Project description:Physician attitude influences the way patients cope with diagnosis and therapy in chronic severe diseases such as cancer. Previous studies showed that such an effect exists in HIV care; it is likely that it begins with the first contact with a physician.We aimed to explore in HIV-infected persons their perception of the first consultation they had with an HIV specialist (PFC-H), and whether this perception correlates with adherence to antiretroviral therapy.The study was conducted in Grenoble University Hospital, France, a tertiary care center. Every antiretroviral-experienced patient was asked to freely complete a self-reported, anonymous questionnaire concerning retrospective PFC-H, present adherence (Morisky scale), and present perceptions and beliefs about medicine (BMQ scale).One hundred and fifty-one questionnaires were available for evaluation. PFC-H score and adherence were correlated, independently from age, gender, and numbers of pill(s) and of pill intake(s) per day.
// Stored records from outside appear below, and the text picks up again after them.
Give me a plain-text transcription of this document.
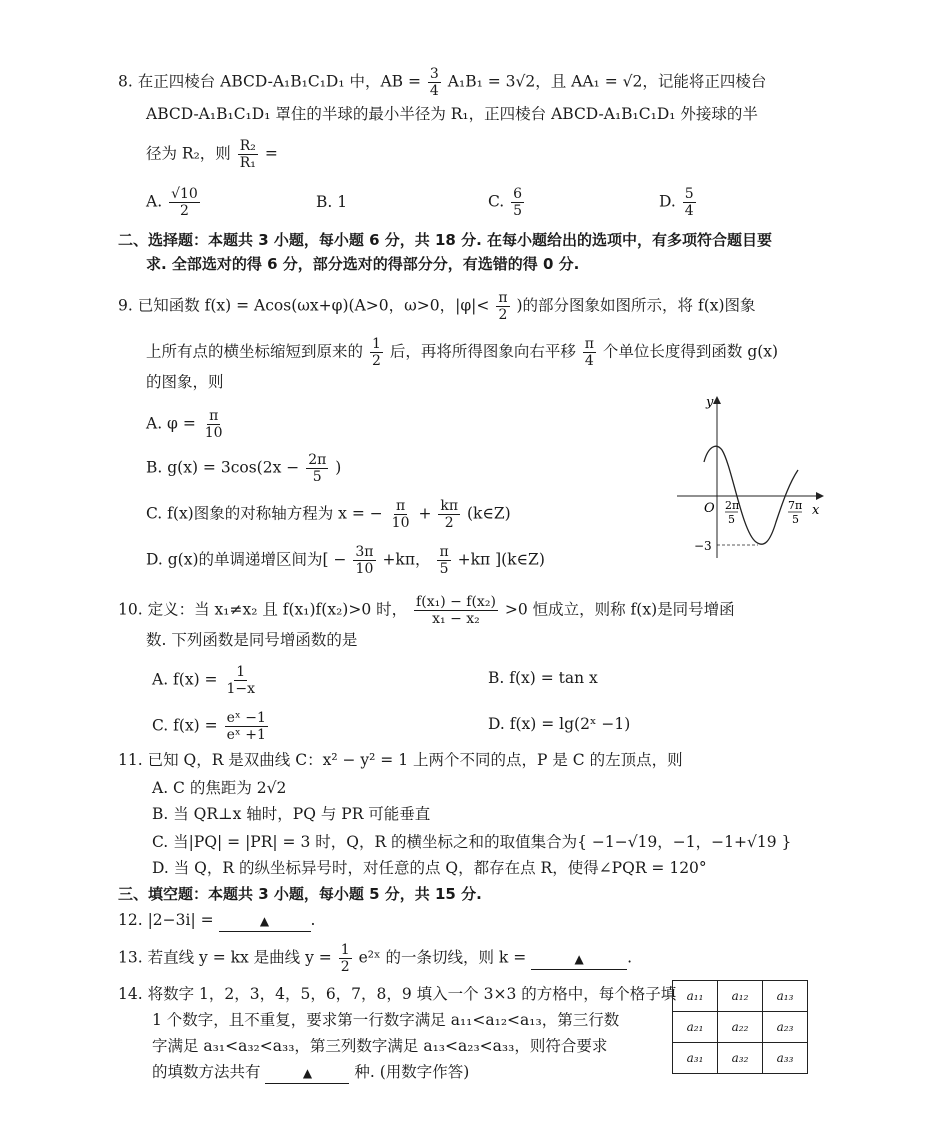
8. 在正四棱台 ABCD-A₁B₁C₁D₁ 中，AB = $\frac{3}{4} A_1B_1 = 3√2$，且 AA₁ = √2，记能将正四棱台
ABCD-A₁B₁C₁D₁ 罩住的半球的最小半径为 R₁，正四棱台 ABCD-A₁B₁C₁D₁ 外接球的半
径为 R₂，则 $\frac{\text{R₂}}{\text{R₁}}$ =
A. $\frac{√10}{2}$	B. 1	C. $\frac{6}{5}$	D. $\frac{5}{4}$
二、选择题：本题共 3 小题，每小题 6 分，共 18 分. 在每小题给出的选项中，有多项符合题目要
求. 全部选对的得 6 分，部分选对的得部分分，有选错的得 0 分.
9. 已知函数 f(x) = Acos(ωx+φ)(A>0，ω>0，$|\varphi|< \frac{\pi}{2}$ )的部分图象如图所示，将 f(x)图象
上所有点的横坐标缩短到原来的 $\frac{1}{2}$ 后，再将所得图象向右平移 $\frac{\pi}{4}$ 个单位长度得到函数 g(x)
的图象，则
A. $\varphi = \frac{\pi}{10}$
B. $g(x) = 3\cos(2x - \frac{2\pi}{5}$ )
C. f(x)图象的对称轴方程为 x = − $\frac{\pi}{10} + \frac{k\pi}{2}$ (k∈Z)
D. g(x)的单调递增区间为[ − $\frac{3\pi}{10} +k\pi$， $\frac{\pi}{5} +k\pi$ ](k∈Z)
y
x
O
−3
2π
5
7π
5
10. 定义：当 x₁≠x₂ 且 f(x₁)f(x₂)>0 时， $\frac{\text{f(x₁) − f(x₂)}}{\text{x₁ − x₂}} >0$ 恒成立，则称 f(x)是同号增函
数. 下列函数是同号增函数的是
A. $f(x) = \frac{1}{1-x}$	B. f(x) = tan x
C. $f(x) = \frac{\text{eˣ −1}}{\text{eˣ +1}}$	D. f(x) = lg(2ˣ −1)
11. 已知 Q，R 是双曲线 C：x² − y² = 1 上两个不同的点，P 是 C 的左顶点，则
A. C 的焦距为 2√2
B. 当 QR⊥x 轴时，PQ 与 PR 可能垂直
C. 当|PQ| = |PR| = 3 时，Q，R 的横坐标之和的取值集合为{ −1−√19，−1，−1+√19 }
D. 当 Q，R 的纵坐标异号时，对任意的点 Q，都存在点 R，使得∠PQR = 120°
三、填空题：本题共 3 小题，每小题 5 分，共 15 分.
12. |2−3i| =	▲	.
13. 若直线 y = kx 是曲线 $y = \frac{1}{2}$ e²ˣ 的一条切线，则 k =	▲	.
14. 将数字 1，2，3，4，5，6，7，8，9 填入一个 3×3 的方格中，每个格子填
1 个数字，且不重复，要求第一行数字满足 a₁₁<a₁₂<a₁₃，第三行数
字满足 a₃₁<a₃₂<a₃₃，第三列数字满足 a₁₃<a₂₃<a₃₃，则符合要求
的填数方法共有	▲	种. (用数字作答)
a₁₁	a₁₂	a₁₃
a₂₁	a₂₂	a₂₃
a₃₁	a₃₂	a₃₃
BMQ score also correlated with adherence; structural equation analysis suggested that the effect of PFC-H on adherence is mediated by positive beliefs.These results suggest that for HIV-infected persons, the perceptions remaining from the first consultation with an HIV specialist physician influence important issues such as adherence and perception about medicine. Physicians must be aware of this potentially long-lasting effect.